By the time I started playing golf, the Rule 35 stuff had already been superseded. The HX line was the ball dujour or maybe the ball before the ball dujour. The thing is, the first golf balls I ever bought were HX Blue and HX Red, proudly picked up off eBay in AAA condition for about $12. I knew nothing about golf balls at the time. In fact, I didn’t know much about anything golf-related, which is why I also bought 1,000 plastic overlaid logo ball markers on the same shopping spree. I think I still have about 960 of them.
But, natural contrarian that I am, the hex dimpled thing looked (and sounded) cool, so the Callaway was my original ball of choice for about three rounds. On the course, they cut into the woods just like any other ball I tried in those early years.
Ah, memories.
The thing is, there is a direct line from Rule 35 to HX to Chrome Soft to the Chrome Tour. This is where the history of the Callaway ball began, and to see that original design in what is now a legitimate tour ball is a nice touch.


What you are getting
The Chrome Tour Retro takes the original Rule 35 design — Callaway’s classic block font, the original brand — and places it on the 2026 Chrome Tour platform. The same ball. Different skins. All the performance you’d expect from the Chrome Tour, now dressed up like it’s 2000 and Callaway just crashed the premium ball party.
What makes this release stand out beyond the nostalgia factor is availability. Most Callaway limited editions only come on the Chrome Tour. Retro is available on both Chrome Tour and Chrome Tour X meaning X players aren’t left out for once. It’s a small thing, but if you’re a Chrome Tour X loyalist, you know how often you get ignored on the limited edition front.

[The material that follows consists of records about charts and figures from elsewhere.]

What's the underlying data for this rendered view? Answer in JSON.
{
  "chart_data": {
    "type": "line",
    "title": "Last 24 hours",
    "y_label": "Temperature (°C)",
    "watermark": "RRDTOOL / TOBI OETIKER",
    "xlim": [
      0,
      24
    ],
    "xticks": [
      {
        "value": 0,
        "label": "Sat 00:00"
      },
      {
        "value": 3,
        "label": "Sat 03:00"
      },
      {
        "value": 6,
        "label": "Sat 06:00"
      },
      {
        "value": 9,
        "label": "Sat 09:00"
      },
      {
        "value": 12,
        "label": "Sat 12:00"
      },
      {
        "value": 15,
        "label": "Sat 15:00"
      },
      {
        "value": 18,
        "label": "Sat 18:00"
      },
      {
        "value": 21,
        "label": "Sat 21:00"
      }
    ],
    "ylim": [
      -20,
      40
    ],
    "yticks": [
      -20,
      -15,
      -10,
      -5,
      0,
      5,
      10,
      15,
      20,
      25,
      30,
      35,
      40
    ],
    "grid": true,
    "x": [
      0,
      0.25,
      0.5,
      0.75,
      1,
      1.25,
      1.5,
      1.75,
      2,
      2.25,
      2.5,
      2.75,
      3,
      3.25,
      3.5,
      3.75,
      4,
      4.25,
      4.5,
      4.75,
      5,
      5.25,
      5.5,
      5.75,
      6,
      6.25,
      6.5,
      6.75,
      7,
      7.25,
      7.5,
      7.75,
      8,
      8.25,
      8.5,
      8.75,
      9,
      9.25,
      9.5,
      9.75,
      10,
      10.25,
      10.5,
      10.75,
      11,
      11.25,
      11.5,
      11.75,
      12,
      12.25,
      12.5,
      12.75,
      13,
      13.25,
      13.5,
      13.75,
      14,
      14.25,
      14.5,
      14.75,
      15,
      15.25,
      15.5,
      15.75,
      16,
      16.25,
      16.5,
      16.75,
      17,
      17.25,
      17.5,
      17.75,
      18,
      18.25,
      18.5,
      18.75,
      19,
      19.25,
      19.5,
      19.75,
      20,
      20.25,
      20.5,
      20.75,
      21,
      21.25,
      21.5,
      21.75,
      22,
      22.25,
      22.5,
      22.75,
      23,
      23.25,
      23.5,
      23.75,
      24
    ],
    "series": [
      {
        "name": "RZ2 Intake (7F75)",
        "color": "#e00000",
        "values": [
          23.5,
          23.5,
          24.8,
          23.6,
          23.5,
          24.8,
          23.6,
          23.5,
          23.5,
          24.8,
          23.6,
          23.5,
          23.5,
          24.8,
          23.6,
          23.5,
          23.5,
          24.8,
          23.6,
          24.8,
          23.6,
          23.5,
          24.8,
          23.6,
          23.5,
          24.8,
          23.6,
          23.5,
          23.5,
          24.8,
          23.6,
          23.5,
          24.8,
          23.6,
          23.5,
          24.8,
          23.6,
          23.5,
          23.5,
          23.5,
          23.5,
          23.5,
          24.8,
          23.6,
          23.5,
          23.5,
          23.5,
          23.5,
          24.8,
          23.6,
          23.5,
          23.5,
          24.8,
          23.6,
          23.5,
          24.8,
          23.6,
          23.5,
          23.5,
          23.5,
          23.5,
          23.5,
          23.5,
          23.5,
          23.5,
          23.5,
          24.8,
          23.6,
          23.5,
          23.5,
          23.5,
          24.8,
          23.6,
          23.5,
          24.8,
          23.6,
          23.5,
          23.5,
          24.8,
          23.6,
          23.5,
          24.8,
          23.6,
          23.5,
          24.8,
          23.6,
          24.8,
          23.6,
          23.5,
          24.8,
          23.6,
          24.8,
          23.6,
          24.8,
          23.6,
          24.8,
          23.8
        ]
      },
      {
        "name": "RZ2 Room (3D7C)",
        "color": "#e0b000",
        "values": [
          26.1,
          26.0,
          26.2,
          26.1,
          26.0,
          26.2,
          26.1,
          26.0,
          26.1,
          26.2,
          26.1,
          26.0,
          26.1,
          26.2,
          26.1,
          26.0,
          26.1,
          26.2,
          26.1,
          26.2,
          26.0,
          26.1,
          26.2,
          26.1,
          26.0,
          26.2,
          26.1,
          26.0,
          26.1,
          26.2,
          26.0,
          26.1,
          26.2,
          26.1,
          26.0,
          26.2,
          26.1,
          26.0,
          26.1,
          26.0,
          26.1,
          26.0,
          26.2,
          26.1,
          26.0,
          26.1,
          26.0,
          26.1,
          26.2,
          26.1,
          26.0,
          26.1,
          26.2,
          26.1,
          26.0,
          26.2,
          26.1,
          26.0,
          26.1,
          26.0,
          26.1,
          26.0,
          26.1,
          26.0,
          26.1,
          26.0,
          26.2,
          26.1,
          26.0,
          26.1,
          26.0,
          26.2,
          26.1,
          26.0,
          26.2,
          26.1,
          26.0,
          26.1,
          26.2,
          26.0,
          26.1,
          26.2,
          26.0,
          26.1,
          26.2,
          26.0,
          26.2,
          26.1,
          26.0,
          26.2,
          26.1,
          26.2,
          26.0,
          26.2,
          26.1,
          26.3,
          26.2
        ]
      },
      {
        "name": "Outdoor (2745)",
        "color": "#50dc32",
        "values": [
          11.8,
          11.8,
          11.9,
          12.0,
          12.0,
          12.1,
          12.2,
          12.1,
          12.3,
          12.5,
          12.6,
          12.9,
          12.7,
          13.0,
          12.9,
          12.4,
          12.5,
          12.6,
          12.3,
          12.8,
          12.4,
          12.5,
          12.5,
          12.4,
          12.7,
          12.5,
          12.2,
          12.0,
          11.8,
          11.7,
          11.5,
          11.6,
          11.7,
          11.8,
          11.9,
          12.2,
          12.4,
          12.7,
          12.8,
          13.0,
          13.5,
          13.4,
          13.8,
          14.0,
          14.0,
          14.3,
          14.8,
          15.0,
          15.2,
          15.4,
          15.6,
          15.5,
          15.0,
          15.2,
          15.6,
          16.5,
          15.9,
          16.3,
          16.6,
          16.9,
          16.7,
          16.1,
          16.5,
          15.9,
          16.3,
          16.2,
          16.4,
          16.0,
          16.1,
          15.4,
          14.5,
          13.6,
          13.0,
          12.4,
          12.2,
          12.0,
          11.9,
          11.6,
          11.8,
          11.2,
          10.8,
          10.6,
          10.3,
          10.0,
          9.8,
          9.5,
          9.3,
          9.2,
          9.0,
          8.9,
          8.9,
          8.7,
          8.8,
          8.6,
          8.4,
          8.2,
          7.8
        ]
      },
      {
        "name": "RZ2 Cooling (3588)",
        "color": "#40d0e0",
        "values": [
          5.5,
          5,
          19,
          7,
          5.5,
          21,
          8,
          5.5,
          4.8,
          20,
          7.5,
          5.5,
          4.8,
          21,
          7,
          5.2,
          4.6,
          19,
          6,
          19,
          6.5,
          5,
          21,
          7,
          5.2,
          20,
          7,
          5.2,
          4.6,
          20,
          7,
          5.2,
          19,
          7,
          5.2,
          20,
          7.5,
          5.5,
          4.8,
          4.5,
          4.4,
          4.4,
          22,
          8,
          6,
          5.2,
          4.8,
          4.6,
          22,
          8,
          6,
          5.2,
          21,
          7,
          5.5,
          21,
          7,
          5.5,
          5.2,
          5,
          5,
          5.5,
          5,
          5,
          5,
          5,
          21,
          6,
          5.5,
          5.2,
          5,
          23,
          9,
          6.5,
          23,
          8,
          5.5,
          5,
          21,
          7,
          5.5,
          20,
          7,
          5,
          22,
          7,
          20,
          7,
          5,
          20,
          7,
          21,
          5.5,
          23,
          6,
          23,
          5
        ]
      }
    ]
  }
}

Now, can we get a triple diamond?


Why retro works
Limited edition golf balls have become as much a content game as a product game. We’ve seen dinosaurs, hamburgers, St. Paddy’s Day shamrocks, and stretch patterns in every color imaginable. Some are fun. Some are forgettable. Most exist primarily to give people something to post on Instagram.

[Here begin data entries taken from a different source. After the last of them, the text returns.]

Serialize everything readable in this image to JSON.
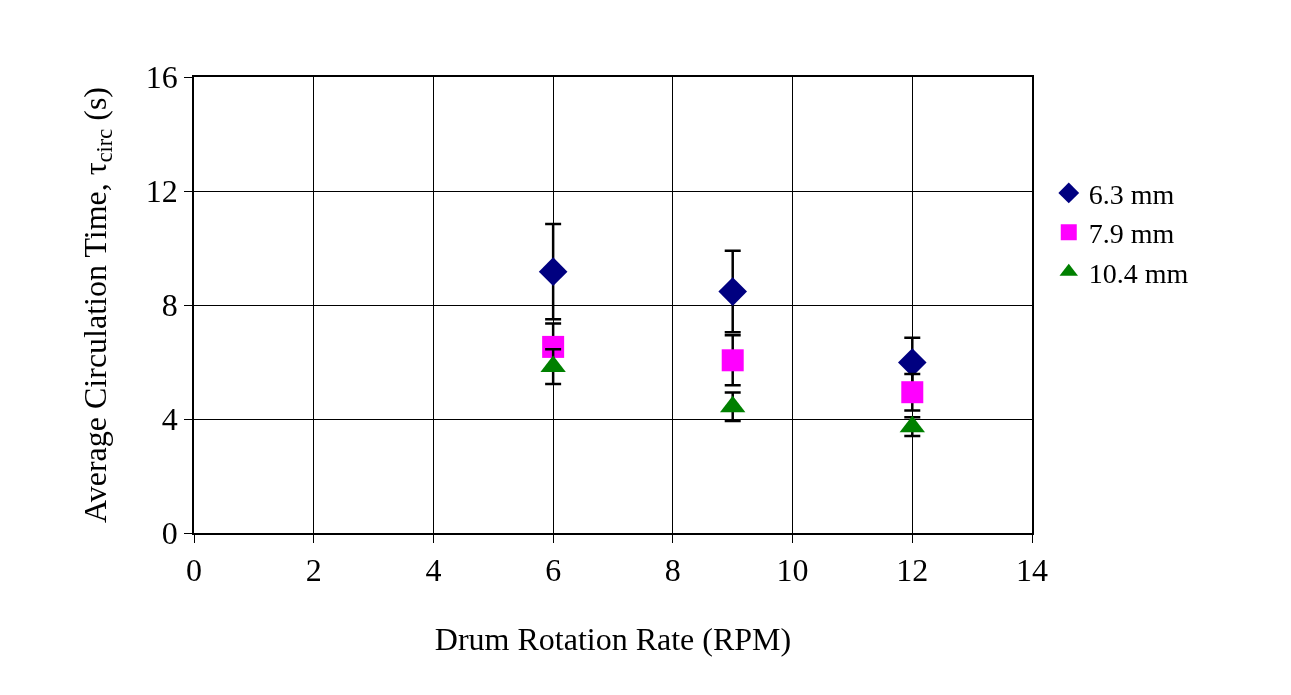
{
  "chart_data": {
    "type": "scatter",
    "xlabel": "Drum Rotation Rate (RPM)",
    "ylabel": "Average Circulation Time, τ$_{circ}$ (s)",
    "x": [
      6,
      9,
      12
    ],
    "series": [
      {
        "name": "6.3 mm",
        "color": "#000080",
        "marker": "diamond",
        "values": [
          9.17,
          8.47,
          5.98
        ],
        "errors": [
          1.67,
          1.43,
          0.87
        ]
      },
      {
        "name": "7.9 mm",
        "color": "#ff00ff",
        "marker": "square",
        "values": [
          6.53,
          6.06,
          4.94
        ],
        "errors": [
          0.82,
          0.88,
          0.64
        ]
      },
      {
        "name": "10.4 mm",
        "color": "#008000",
        "marker": "triangle",
        "values": [
          5.84,
          4.43,
          3.73
        ],
        "errors": [
          0.61,
          0.5,
          0.33
        ]
      }
    ],
    "xlim": [
      0,
      14
    ],
    "xticks": [
      0,
      2,
      4,
      6,
      8,
      10,
      12,
      14
    ],
    "ylim": [
      0,
      16
    ],
    "yticks": [
      0,
      4,
      8,
      12,
      16
    ],
    "grid": true,
    "legend": "right"
  }
}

If you have a 35-year-old golf shirt and the pit stains aren’t too bad, I promise, if you list it on eBay, someone will buy it. Same with old hats – this sweat ring is not a flaw. It’s part of the charm. Retro sells because it connects people to something that felt real, and golf has a lot going for it.
Retro is different. There is real brand equity in going back to a design that meant something. Rule 35 was not just a ball. It was Callaway’s statement that it belonged in the premium ball conversation, a conversation that has been dominated by Titleist for as long as anyone can remember.
Twenty-six years later, the Chrome Tour is the real deal. Putting the Rule 35 design on it isn’t just nostalgia for nostalgia’s sake. It’s a reminder of how far the product has come.


Availability
The Callaway Chrome Tour Retro and Chrome Tour X Retro are available now at CallawaGolf.com while supplies last.